À partir de la sortie ci-dessus, nous pouvons conclure que le sexe variable ont des coefficients très statistiquement significatifs. Les modèles à risques proportionnels peuvent être utilisés pour des mesures discrètes ou continues de temps d`événement et peuvent incorporer des covariables dépendantes du temps (covariables dont les valeurs peuvent changer pendant la période d`observation). En utilisant la régression des dangers proportionnels, on peut produire des ratios de risque (ou de risques) ajustés en covariables. Les modèles de survie peuvent être considérés comme étant constitués de deux parties: la fonction de risque de base sous-jacente, souvent notée λ 0 (t) {displaystyle lambda _ {0} (t)}, décrivant comment le risque d`événement par unité de temps change au fil du temps aux niveaux de base des covariables; et les paramètres d`effet, décrivant comment le danger varie en réponse à des covariables explicatives. Un exemple médical typique inclurait des covariables telles que l`assignation du traitement, ainsi que des caractéristiques du patient telles que l`âge au début de l`étude, le sexe et la présence d`autres maladies au début de l`étude, afin de réduire la variabilité et/ou le contrôle de Confusion. Les coefficients de régression. La deuxième caractéristique à noter dans les résultats du modèle Cox est le signe des coefficients de régression (coef). Un signe positif signifie que le danger (risque de mort) est plus élevé, et donc le pronostic pire, pour les sujets avec des valeurs plus élevées de cette variable. Le sexe variable est codé en tant que vecteur numérique. 1: mâle, 2: femelle.

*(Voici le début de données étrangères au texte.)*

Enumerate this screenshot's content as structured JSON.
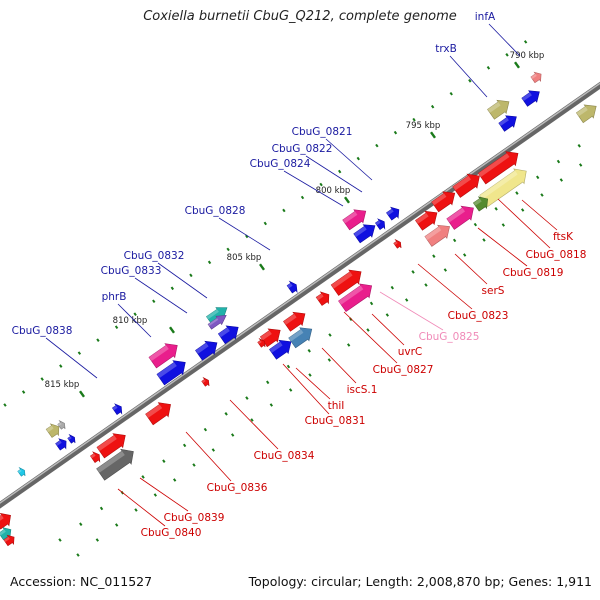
{
  "title": "Coxiella burnetii CbuG_Q212, complete genome",
  "footer": {
    "accession": "Accession: NC_011527",
    "stats": "Topology: circular; Length: 2,008,870 bp; Genes: 1,911"
  },
  "colors": {
    "backbone": "#777777",
    "tick": "#1a7a1a",
    "label_above": "#1a1aa0",
    "label_below": "#cc0000",
    "label_pink": "#f08ab8"
  },
  "ticks": [
    {
      "label": "790 kbp"
    },
    {
      "label": "795 kbp"
    },
    {
      "label": "800 kbp"
    },
    {
      "label": "805 kbp"
    },
    {
      "label": "810 kbp"
    },
    {
      "label": "815 kbp"
    }
  ],
  "gene_labels_above": [
    "infA",
    "trxB",
    "CbuG_0821",
    "CbuG_0822",
    "CbuG_0824",
    "CbuG_0828",
    "CbuG_0832",
    "CbuG_0833",
    "phrB",
    "CbuG_0838"
  ],
  "gene_labels_below": [
    "ftsK",
    "CbuG_0818",
    "CbuG_0819",
    "serS",
    "CbuG_0823",
    "CbuG_0825",
    "uvrC",
    "CbuG_0827",
    "iscS.1",
    "thiI",
    "CbuG_0831",
    "CbuG_0834",
    "CbuG_0836",
    "CbuG_0839",
    "CbuG_0840"
  ]
}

Le Résumé R du modèle Cox donne le rapport de risque (HR) pour le deuxième groupe par rapport au premier groupe, c`est-à-dire femelle versus mâle. Le coefficient bêta pour le sexe =-0,53 indique que les femelles ont un risque plus faible de décès (taux de survie inférieurs) que les mâles, dans ces données. Bien qu`aucun modèle de probabilité particulier ne soit sélectionné pour représenter les temps de survie, la régression des risques proportionnels a une hypothèse importante: le danger pour tout individu est une proportion fixe du danger pour toute autre personne. (c.-à-d., risques proportionnels). Remarque Si (lambda_0 (t) ) est la fonction de danger pour un sujet avec toutes les valeurs de prédicteur égales à zéro et (lambda_1 (t) ) est la fonction de danger pour un sujet avec d`autres valeurs pour les variables de prédicteur, alors le rapport de risque dépend uniquement du prédicteur variables et non pas sur le temps t.